Snooker. The Game That Refused to Be Replaced
In the years following the creation of snooker, as described in the previous volumes of this trilogy, its rules travelled widely, most often by word of mouth. Inevitably, they were misheard, imperfectly remembered, or locally reinterpreted. This gave rise to a range of variations, sometimes only distantly resembling one another, yet still retaining something of the parent game’s structure and spirit. It was not unusual for neighbouring clubs to play what they each called ‘snooker’ under different sets of rules. For a game that appeared, at least outwardly, to have been born by chance, such divergence was to be expected. Yet, as François-Marie Arouet, better known as Voltaire, wisely observed, ‘There is no such thing as an accident.

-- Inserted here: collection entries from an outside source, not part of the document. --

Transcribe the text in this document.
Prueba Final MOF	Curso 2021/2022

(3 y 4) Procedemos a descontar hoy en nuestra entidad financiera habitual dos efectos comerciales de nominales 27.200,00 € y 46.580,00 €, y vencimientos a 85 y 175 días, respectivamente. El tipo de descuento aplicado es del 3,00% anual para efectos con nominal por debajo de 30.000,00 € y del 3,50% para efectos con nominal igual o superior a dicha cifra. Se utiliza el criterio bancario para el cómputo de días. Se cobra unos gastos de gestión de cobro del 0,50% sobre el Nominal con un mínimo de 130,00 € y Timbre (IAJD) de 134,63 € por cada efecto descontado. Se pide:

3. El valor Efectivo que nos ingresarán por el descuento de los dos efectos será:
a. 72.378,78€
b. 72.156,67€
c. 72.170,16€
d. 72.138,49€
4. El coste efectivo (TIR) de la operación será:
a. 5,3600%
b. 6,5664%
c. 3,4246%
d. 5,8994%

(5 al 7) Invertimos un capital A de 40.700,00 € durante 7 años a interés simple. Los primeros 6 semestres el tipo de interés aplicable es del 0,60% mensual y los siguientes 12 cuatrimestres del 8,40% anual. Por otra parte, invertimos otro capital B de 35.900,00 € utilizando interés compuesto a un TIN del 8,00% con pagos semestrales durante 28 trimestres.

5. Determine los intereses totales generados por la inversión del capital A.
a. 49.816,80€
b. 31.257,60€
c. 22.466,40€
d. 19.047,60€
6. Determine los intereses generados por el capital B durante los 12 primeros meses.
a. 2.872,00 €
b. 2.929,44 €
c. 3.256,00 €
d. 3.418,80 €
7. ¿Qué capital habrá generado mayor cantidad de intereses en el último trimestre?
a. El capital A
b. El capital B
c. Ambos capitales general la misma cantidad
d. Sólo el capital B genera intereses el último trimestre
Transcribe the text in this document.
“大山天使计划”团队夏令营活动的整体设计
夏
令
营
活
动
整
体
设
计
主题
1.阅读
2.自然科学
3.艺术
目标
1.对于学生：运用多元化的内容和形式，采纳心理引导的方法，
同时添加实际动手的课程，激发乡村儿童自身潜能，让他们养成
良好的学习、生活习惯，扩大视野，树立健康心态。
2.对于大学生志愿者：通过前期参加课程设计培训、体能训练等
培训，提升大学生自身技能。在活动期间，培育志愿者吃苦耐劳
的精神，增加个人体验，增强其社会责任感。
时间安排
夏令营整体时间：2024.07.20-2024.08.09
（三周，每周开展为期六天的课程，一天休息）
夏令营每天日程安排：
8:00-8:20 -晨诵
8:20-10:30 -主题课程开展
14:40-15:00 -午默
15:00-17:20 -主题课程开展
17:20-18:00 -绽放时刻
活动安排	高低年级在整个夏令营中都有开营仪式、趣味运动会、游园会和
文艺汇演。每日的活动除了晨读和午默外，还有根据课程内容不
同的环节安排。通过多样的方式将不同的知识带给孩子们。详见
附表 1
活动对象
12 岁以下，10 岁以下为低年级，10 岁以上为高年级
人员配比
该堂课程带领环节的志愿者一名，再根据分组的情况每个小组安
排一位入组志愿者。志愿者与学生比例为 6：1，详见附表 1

What we call by that name is the effect of some cause which we do not see.’
From there, things did not merely diversify—they multiplied, improvised, and occasionally ran off the rails. Alongside the national forms already discussed in the previous volume appeared games that bore only a passing resemblance to snooker, having borrowed a ball, a table, or little more than the general idea that spheres ought to be persuaded into pockets. Some were outdoor affairs on green lawns, presenting themselves as relations of the indoor game, while others were devised by earnest reformers and introduced as modern replacements for ‘outdated’ classical snooker—an impressive claim, considering the original was still becoming itself. There were also genuinely kindred games, created not to supplant but to develop neighbouring territory, and, inevitably, inventions launched with noise and bold declarations, only to be met, before long, with deafening silence. All have their place in the story, and we shall meet them in due course.